Mehmet Özışık ise birden fazla kumpas davasında sanık olarak gösterildi.
Aydın Adnan Menderes Üniversitesi Rektörü Osman Selçuk Aldemir’e kumpas kurulduğu ve şantaj yapıldığı gerekçesiyle gözaltına alınması kararı çıkarılan Mehmet Özışık sanık olarak dinlenmişti. Yine Mehmet Özışık’ın ismi Didim Belediye Başkanı Ahmet Deniz Atabay’a yönelik kumpas davasında da gündeme gelmişti.
Gazeteci Fatih Tezcan, Özışık kardeşlerin AK Partili belediyeler üzerinde kurduğu organizasyonu anlatmıştı.
Süleyman Özışık’ın tehditle belediyelerden konferans adı altında para kopardığını, şantajla sitelerine reklam aldığını anlatan Tezcan, “abi kardeşin” çete olduğunu, internet sitelerindeki haberler aracılığıyla belediye başkanlarını kıskaca alarak, seminer, konferans adı altında yüz binlerce lira para kopardığını söylemişti.
YouTube kanalını çok aktif şekilde kullanan ve İnternethaber.com sitesinin sahibi Özışık kardeşlerin; Türkiye gazetesi, HaberTürk, Tv100, TGRT ekranlarında bolca “yüzlerine” rastlanıyordu.
Çıktıkları kanallarda, yazılarında ve kendi yayın organlarında kimlerin aleyhine propaganda yaptıklarını ise Abdurrahman Dilipak'ın tweeti açıklıyor.
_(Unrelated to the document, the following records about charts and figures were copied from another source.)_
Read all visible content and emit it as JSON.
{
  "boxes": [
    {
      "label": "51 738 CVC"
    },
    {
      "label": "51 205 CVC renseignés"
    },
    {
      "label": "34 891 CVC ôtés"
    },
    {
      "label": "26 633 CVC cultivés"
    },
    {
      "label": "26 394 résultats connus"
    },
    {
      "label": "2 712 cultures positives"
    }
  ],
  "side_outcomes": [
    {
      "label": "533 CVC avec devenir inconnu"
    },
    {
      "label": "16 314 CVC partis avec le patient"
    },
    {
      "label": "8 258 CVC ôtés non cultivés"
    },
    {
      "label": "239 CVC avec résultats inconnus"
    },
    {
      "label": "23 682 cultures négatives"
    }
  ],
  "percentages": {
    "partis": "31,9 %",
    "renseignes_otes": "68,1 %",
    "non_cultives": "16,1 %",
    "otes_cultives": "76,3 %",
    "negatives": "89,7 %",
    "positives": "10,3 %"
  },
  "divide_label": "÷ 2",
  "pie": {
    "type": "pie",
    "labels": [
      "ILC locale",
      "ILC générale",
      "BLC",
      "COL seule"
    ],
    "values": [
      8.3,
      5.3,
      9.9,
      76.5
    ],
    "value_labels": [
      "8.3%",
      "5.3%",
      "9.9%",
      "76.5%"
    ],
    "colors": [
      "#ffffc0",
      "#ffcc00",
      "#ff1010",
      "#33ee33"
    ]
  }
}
Dilipak, AK Parti Kadın Kolları'nın dava konusu köşe yazısının Hadi Özışık yönetimindeki internethaber.com tarafından hedef alındığını hatırlattı. Öte yandan Hadi Özışık'ın, muhalif kesimin kasıtlı hedefinde olan eski Ayasofya Baş İmamı Prof. Dr. Mehmet Boynukalın'a da bedduasına dikkat çekti.
Özışık kardeşlerin propaganda ve şantaj yüklü haberleri ile elde ettikleri itibarın organize suç örgütü lideri Sedat Peker ile İçişleri Bakanı Süleyman Soylu kavgasında deşifre olması Türkiye tarihinin kara lekelerinden biri olarak hafızalara kazındı bile.
Ancak Özışık kardeşler hakkında soruşturmalar açılıp açılmayacağı bilinmiyor. Yine de savcıların Sedat Peker’in iddialarına sessiz ve kayıtsız kaldığı bir vasatta Özışık kardeşlere soruşturma açılmasını beklemek de pek mantıklı gelmiyor topluma.
Asıl ve can alıcı soru ise şu: Devlet içerisinde örgütlenen gazeteciler mafyadan daha mı tehlikeli?